The heavy lifting is done in a draw(BBObject, PImage) method I wrote for BBCanvas, so this is where I expect the slowdown is happening:
- void draw(BBObject object, PImage image)
{
if (object == null || image == null)
return;
if (!object.canDisplay())
return;
if (image.width < 1 || image.height < 1)
return;
// Drawing surface bounding coordinates
int x1, y1, x2, y2;
x1 = object.x;
if (x1 < 0)
x1 = cornerX;
else
x1 += cornerX;
y1 = object.y;
if (y1 < 0)
y1 = cornerY;
else
y1 += cornerY;
x2 = object.x + object.width - 1;
if (x2 > (width - 1))
x2 = cornerX + width - 1;
else
x2 += cornerX;
y2 = object.y + object.height - 1;
if (y2 > (height - 1))
y2 = cornerY + height - 1;
else
y2 += cornerY;
// Bind drawing surface to usable surface of canvas
// Return if the image we want to display can't appear on the screen image
if (x1 < 0)
x1 = 0;
else if (x1 >= screen.width)
return;
if (y1 < 0)
y1 = 0;
else if (y1 >= screen.height)
return;
if (x2 < 0)
return;
else if (x2 >= screen.width)
x2 = screen.width - 1;
if (y2 < 0)
return;
else if (y2 >= screen.height)
y2 = screen.height - 1;
// Paint each pixel of the bound drawing surface.
int[] pixelSrc = image.pixels;
int[] pixelDest = screen.pixels;
for (int j = y1; j <= y2; j++)
for (int i = x1; i <= x2; i++)
{
// Calculate the source pixel coordinates
float xSrc = (float)(i - object.x - cornerX) / (float)(object.width - 1) * (float)(image.width - 1);
float ySrc = (float)(j - object.y - cornerY) / (float)(object.height - 1) * (float)(image.height - 1);
// Grab the source pixel color data
int colorSrc = pixelSrc[(Math.round(ySrc) * image.width) + Math.round(xSrc)];
// Calculate effective alpha value of the pixel
float alphaSrc = (float)((colorSrc >> 24) & 0xFF) * (float)(object.alpha) / 65025.0f * alpha;
float alphaDest = 1.0f - alphaSrc;
// Grab the destination pixel to blend with
int colorDest = pixelDest[(j * screen.width) + i];
// Now set the color of the actual pixel
pixelDest[(j * screen.width) + i] =
255 << 24 |
(int)(((float)((colorSrc >> 16) & 0xFF) * alphaSrc) + (((float)((colorDest >> 16) & 0xFF) * alphaDest))) << 16 |
(int)(((float)((colorSrc >> 8) & 0xFF) * alphaSrc) + (((float)((colorDest >> 8) & 0xFF) * alphaDest))) << 8 |
(int)(((float)(colorSrc & 0xFF) * alphaSrc) + (((float)(colorDest & 0xFF) * alphaDest)));
}
}
Where is my program slowing down?

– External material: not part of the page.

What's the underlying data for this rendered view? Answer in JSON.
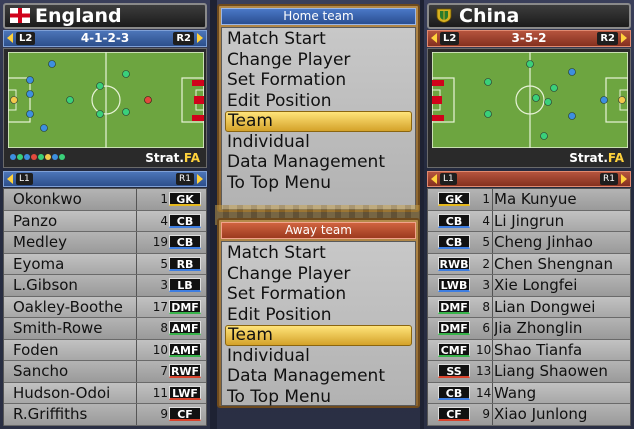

It works, but in my test program I have a container object that fades into view inside a backdrop container object, and the animation is very choppy. (I used the Ani library to animate the alpha variable on the object.) I had assumed that only ever blasting one PImage per frame would be fast, like at least 12 fps would be nice, but that doesn't seem to be the case. Is it just that I'm trying to do too many per-pixel calculations on too big a screen area (1366x768) and there just isn't any good way around that? It's hard to imagine that the sheer math is really that bad for a modern multi-core processor, but I'm at a loss as to what's bogging down.